Ira Singh
Khabar Khabaron Ki,07 April’24

In a recent statement, the Chief Executive Officer of Niti Aayog, India’s premier policy think tank, asserted that poverty levels in the country is now down to below 5%. This observation comes as a beacon of progress for the nation, marking a significant milestone in its socio-economic landscape.

The assertion of poverty reduction to below 5% echoes the strides India has made in uplifting its citizens from destitution. It reflects concerted efforts by the government to implement policies aimed at socio- economic empowerment and inclusive growth. However, juxtaposed against this backdrop is the perplexing continuation of free cereal distribution by the government to two-thirds of the Indian populace, a practice initiated four years ago(,a program initiated in response to the dire need for food security among vulnerable sections of society)and slated to continue until 2029.

The question arises: if poverty levels are indeed as low as claimed, why does the government persist in providing free cereals?

Poverty and inequality are intrinsically linked, a fact underscored by recent findings from the World Inequality Lab (WIL), a leading global research center. WIL’s working study titled ‘Income and Wealth Inequality in India, 1922-2023: The Rise of the Billionaire Raj’ sheds light on the stark realities of economic stratification within the country.

The study’s findings paint a sobering picture of the wealth gap, revealing a pronounced rise in inequality over the decades, culminating in the emergence of what is colloquially termed the ‘Billionaire Raj.’ Despite strides in poverty reduction, the concentration of wealth at the upper echelons of society underscores persistent disparities that belie simplistic narratives of progress.

When it comes to income inequality reportedly, 22.6% of India’s national income in 2022-23 went to the top 1%, the highest proportion in the last 100 years. For wealth inequality ,the share of the top 1% in wealth was as high as 40.1% in 2022-23, also its highest level since 1961. The share of wealth among the top 10% increased from 45% in 1961 to 65% in 2022-23. Conversely, the share of the bottom 50% and middle 40% in wealth has declined: The rich got richer and the poor got poorer.

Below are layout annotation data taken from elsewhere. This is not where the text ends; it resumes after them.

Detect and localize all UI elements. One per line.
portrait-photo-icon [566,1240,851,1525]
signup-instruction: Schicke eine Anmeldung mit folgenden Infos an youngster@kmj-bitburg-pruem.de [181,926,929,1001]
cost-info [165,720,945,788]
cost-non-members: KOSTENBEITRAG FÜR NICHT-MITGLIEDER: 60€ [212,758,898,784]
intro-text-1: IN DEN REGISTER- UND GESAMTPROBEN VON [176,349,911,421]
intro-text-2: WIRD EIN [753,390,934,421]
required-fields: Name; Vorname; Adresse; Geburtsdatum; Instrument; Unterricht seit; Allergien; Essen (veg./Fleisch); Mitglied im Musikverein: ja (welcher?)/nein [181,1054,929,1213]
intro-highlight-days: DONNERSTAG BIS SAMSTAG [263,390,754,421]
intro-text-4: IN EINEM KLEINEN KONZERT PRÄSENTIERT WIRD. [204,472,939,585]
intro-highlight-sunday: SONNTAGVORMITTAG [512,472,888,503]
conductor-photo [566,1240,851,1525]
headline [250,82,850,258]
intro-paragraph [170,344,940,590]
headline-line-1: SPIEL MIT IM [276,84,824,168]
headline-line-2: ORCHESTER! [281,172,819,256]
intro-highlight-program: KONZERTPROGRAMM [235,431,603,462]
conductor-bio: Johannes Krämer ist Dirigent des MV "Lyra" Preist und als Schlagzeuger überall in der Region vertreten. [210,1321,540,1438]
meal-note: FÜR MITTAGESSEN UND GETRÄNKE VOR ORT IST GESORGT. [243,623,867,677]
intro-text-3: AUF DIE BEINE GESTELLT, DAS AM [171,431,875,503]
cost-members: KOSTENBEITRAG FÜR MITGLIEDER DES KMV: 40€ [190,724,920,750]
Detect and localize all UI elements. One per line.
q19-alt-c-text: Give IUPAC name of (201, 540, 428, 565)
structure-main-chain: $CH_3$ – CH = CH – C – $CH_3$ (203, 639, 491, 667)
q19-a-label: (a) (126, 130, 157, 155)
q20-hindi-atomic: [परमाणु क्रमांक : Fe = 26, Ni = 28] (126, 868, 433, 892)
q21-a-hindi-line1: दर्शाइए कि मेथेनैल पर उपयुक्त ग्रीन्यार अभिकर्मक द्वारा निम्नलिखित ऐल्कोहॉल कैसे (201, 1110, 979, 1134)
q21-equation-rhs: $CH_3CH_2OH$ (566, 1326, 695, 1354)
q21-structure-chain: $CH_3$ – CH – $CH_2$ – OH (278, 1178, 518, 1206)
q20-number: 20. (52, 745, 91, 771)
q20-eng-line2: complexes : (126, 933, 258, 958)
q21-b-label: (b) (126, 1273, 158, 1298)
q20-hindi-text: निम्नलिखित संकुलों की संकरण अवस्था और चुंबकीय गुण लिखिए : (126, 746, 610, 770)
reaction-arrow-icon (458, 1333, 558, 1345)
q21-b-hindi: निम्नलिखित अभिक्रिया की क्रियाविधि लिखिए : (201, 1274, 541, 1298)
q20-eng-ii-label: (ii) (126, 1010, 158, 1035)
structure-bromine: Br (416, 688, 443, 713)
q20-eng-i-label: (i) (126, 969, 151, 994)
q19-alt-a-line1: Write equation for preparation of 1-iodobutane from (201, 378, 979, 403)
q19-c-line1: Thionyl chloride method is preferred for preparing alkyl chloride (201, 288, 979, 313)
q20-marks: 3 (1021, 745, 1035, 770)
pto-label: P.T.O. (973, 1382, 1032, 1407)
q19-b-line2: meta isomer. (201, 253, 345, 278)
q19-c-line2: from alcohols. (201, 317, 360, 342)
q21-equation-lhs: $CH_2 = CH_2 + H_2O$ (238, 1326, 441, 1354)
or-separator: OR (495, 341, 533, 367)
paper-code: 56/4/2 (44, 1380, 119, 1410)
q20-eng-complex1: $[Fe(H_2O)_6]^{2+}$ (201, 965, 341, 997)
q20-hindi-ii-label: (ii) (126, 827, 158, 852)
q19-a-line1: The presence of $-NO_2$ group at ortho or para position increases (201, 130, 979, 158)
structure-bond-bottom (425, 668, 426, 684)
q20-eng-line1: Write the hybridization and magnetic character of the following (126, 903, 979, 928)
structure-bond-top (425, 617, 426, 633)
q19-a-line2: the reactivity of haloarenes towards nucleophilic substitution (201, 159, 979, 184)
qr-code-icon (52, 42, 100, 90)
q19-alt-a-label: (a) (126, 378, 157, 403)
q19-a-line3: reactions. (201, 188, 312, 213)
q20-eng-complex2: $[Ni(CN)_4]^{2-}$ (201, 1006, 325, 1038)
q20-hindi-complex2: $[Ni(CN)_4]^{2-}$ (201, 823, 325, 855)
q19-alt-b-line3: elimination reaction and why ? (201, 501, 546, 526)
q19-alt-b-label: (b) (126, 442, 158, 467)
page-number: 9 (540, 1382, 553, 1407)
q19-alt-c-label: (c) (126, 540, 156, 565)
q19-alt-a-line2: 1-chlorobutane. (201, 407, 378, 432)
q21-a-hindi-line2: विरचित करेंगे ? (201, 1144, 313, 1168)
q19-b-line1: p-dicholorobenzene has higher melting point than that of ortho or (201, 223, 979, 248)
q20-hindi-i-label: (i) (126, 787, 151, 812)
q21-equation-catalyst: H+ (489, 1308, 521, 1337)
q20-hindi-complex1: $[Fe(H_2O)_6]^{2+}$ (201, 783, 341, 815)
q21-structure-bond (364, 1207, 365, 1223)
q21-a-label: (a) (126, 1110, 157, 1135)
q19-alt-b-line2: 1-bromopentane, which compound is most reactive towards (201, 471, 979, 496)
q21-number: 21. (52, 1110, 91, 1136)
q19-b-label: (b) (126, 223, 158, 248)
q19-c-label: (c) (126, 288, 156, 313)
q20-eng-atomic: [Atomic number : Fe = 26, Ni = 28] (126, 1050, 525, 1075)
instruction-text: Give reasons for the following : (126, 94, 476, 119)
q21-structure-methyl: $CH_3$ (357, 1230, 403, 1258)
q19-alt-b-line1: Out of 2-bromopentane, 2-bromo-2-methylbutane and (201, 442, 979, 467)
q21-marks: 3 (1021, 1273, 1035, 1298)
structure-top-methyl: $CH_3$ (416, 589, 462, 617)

India’s wealth inequality is not as extreme as Brazil and South Africa, but its wealth concentration has already increased threefold between 1961 and 2023. Additionally, with India’s income inequality being the world’s highest, higher than South Africa, Brazil and the United States of America, it will only add to wealth inequality in times to come, believe experts.

According to the WIL study, between 2014-15 and 2022-23, “the rise of top-end inequality has been particularly pronounced in terms of wealth concentration”, making India now more unequal than the British Raj.

Why Inequality Matters

In the recent years economists ,across the ideological spectrum, including conservatives, have sounded the alarm about the perils of growing inequality. Citing findings from recent International Monetary Fund (IMF) studies, concerns have been raised regarding the detrimental effects of income inequality on economic growth and its sustainability.

One notable IMF study highlights an inverse relationship between the income share of the rich and subsequent economic growth. Specifically, it reveals that if the income share of the top 20% of the population increases by just 1 percentage point, GDP growth is projected to decrease by 0.08 percentage points over the following five years. This suggests that the purported benefits of economic prosperity do not trickle down as anticipated. Conversely, a similar increase in the income share of the bottom 20% is associated with a noteworthy 0.38 percentage points higher growth.

The adverse impact of inequality on growth is important to consider, as growth is critical to the reduction of poverty; the greater the inequality, the lower the impact of growth on poverty reduction.

Second,the literature also establishes that the super- rich affect decisions by being in and out of the corridors of power.

The recent electoral bonds incident have demonstrated what was always known — that the super-rich are influencing decisions, leading to the exclusion of others from competition and undermining social impact and environmental impact decisions — thus undermining citizens’ rights.Also, inequality dampens investment, and hence growth, by fueling economic and political instability.

Besides, the growing power of the elite poses a significant threat to the provision of public goods essential for productivity, growth, and equity in India. Addressing this challenge requires concerted efforts to rebalance power dynamics and prioritize the needs of marginalized communities in policymaking and resource allocation processes. Investments in public goods must be guided by principles of equity and inclusivity, ensuring that the benefits accrue to all segments of society, particularly the most vulnerable.

In light of these insights devising policies that foster inclusive growth, uplift the most marginalized segments of society, and mitigate the corrosive effects of widening income disparities,remains crucial task for the policymakers. This may entail measures such as progressive taxation, investments in education and healthcare, and initiatives to promote fair wages and employment opportunities for all.